On one project, I created an agent skill with scripts to run the unit tests and integration tests:
#!/bin/sh
xcodebuild -project AppScript/AppScript.xcodeproj -scheme AppScriptTests test
The source code is available at https://codeberg.org/leeg/patterns-examples/src/branch/main/run-tests-skill/scripts/unit-tests.sh.
Where the prompt tells the agent precisely the command to run:
---
name: run-tests
description: Use this skill to correctly run integration tests and unit tests
license: AGPL-3.0-or-later
user-invokable: true
---
# AppScript test-runner skill
This skill provides scripts to run the unit tests and integration tests for this project. You must **always** run these scripts to get the results of tests; don't create other commands.
These scripts run _all_ of the tests of the specified type. It's always good practice to run all tests when you make a change, so you can check for unexpected regressions in behavior.
## Run the unit tests
Run the script at `scripts/unit-tests.sh`, relative to the base directory for this skill.

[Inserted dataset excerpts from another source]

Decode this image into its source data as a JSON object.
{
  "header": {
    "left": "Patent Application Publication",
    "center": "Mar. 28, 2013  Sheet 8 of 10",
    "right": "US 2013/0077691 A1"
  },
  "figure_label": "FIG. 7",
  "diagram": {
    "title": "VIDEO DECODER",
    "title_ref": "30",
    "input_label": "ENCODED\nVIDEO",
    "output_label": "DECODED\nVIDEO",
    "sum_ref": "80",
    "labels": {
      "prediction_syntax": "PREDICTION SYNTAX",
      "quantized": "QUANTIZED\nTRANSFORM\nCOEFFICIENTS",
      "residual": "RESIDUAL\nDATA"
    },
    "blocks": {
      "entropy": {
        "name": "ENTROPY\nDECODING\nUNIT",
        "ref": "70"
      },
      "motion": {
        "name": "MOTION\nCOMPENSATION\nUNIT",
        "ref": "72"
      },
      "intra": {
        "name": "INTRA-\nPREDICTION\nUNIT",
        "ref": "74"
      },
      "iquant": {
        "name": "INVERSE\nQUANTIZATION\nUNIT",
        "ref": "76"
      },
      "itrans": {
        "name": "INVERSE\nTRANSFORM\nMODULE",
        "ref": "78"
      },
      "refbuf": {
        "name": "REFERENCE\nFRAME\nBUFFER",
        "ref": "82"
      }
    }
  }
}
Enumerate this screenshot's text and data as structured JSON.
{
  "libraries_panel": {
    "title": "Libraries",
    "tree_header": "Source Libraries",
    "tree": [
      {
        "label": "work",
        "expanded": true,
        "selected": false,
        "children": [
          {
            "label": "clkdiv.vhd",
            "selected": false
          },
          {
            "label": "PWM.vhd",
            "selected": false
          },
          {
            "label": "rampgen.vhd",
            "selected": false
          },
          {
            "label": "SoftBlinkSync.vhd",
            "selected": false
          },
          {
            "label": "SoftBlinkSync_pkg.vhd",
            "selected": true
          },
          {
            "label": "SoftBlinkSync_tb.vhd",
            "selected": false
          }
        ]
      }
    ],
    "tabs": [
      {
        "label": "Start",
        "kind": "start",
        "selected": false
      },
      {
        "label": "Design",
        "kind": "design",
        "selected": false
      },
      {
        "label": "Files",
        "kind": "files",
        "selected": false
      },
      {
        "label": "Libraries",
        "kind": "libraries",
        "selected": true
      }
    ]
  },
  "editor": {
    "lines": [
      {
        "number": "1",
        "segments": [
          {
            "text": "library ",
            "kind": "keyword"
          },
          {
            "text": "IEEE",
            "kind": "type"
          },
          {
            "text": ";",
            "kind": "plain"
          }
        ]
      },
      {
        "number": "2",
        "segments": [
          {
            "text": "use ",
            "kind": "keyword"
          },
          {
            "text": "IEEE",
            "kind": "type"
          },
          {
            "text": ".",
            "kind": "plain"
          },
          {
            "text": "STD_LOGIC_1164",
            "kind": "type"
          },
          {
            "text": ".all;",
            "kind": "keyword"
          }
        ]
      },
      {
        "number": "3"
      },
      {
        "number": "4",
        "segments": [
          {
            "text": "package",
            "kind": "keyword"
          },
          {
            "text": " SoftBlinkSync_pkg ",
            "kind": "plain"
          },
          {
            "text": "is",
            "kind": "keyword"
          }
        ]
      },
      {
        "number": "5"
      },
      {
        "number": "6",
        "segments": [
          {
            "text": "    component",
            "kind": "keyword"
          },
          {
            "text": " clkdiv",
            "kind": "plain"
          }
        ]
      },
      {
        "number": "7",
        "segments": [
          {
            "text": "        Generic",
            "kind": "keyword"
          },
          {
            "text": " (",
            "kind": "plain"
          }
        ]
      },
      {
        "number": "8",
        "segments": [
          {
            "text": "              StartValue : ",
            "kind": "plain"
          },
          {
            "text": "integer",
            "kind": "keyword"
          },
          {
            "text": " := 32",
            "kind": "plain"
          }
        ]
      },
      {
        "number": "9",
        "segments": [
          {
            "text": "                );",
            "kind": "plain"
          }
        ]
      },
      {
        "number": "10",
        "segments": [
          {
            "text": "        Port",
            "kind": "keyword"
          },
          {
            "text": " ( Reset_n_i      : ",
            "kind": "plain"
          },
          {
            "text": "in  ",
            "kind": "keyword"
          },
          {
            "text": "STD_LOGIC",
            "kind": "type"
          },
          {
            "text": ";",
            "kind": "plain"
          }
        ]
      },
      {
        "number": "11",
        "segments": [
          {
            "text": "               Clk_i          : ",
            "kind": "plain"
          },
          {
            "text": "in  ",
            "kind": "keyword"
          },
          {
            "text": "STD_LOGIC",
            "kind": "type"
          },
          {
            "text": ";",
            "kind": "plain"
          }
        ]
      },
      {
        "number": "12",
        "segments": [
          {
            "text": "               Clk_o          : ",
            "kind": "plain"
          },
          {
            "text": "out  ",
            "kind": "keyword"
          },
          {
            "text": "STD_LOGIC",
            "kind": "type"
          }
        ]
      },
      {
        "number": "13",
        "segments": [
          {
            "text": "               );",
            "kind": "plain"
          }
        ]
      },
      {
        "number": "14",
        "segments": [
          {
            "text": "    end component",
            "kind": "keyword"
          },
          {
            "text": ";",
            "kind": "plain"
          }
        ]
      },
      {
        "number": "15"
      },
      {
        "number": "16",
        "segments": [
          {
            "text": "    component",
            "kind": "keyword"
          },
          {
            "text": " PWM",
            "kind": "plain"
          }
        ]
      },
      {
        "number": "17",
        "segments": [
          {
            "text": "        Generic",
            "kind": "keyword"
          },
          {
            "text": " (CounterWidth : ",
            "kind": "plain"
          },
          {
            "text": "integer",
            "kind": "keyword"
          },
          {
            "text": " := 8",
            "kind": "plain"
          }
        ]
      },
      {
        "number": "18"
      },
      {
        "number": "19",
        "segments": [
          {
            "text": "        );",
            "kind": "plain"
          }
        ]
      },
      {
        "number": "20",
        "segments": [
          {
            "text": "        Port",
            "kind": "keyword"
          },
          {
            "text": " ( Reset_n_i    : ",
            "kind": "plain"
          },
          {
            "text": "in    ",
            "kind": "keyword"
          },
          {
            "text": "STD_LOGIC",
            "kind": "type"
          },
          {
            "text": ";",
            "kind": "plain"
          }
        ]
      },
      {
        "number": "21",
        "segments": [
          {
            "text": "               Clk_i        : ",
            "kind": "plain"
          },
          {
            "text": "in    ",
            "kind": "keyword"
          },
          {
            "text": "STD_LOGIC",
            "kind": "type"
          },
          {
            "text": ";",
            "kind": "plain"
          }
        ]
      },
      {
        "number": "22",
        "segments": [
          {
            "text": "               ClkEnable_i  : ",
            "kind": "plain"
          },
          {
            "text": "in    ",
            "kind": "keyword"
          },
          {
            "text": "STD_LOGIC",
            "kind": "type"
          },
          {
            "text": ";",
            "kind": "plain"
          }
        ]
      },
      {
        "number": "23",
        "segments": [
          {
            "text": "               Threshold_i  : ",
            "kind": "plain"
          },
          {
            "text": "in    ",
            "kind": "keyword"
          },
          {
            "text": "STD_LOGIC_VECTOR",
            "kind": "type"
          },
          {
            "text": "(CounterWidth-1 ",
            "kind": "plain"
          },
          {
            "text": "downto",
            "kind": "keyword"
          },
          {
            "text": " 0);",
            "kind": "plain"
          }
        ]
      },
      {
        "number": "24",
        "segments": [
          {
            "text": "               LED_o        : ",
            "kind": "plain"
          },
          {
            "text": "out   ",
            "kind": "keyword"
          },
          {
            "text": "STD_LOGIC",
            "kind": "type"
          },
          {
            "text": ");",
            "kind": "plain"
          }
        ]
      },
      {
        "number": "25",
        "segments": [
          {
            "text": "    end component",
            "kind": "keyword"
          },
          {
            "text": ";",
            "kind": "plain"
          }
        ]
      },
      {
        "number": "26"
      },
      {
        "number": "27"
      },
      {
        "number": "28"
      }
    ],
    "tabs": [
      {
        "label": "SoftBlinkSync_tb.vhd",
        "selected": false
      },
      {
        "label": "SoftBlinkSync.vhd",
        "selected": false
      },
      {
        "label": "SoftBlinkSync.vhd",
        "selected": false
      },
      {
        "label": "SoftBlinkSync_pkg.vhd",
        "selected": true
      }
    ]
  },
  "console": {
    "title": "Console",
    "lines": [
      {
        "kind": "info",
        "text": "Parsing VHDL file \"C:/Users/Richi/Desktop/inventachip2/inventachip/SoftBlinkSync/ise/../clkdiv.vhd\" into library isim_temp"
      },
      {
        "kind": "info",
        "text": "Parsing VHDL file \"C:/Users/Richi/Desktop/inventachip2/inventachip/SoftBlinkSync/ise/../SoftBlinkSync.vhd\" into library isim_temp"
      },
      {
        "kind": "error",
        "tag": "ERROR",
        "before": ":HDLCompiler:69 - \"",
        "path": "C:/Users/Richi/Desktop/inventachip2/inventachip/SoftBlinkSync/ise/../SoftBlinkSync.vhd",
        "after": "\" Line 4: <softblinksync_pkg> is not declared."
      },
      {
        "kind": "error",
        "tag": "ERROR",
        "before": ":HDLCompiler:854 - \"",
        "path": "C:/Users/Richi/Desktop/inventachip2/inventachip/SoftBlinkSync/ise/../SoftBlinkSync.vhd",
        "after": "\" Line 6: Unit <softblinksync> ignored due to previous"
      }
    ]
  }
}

## Run the integration tests
Run the script at `scripts/integration-tests.sh`, relative to the base directory for this skill.
The source code is available at https://codeberg.org/leeg/patterns-examples/src/branch/main/run-tests-skill/SKILL.md.
The agent—Claude Code, or Mistral Vibe—automatically discovers the skill and gets the model to generate the correct commands to run tests. Alternatively, I can get the model to use the skill directly via a “slash command”, for example:
/run-tests unit tests
Related Patterns
Intervene when your assistant has trouble performing a task, so you Replace Vibes with Tools and complete the task correctly.
Remember What We Did to find the end state of an interaction that forms the basis for Replacing Vibes with Tools.
You Reflect to discover whether vibing instead of tool-use is the cause of your problem.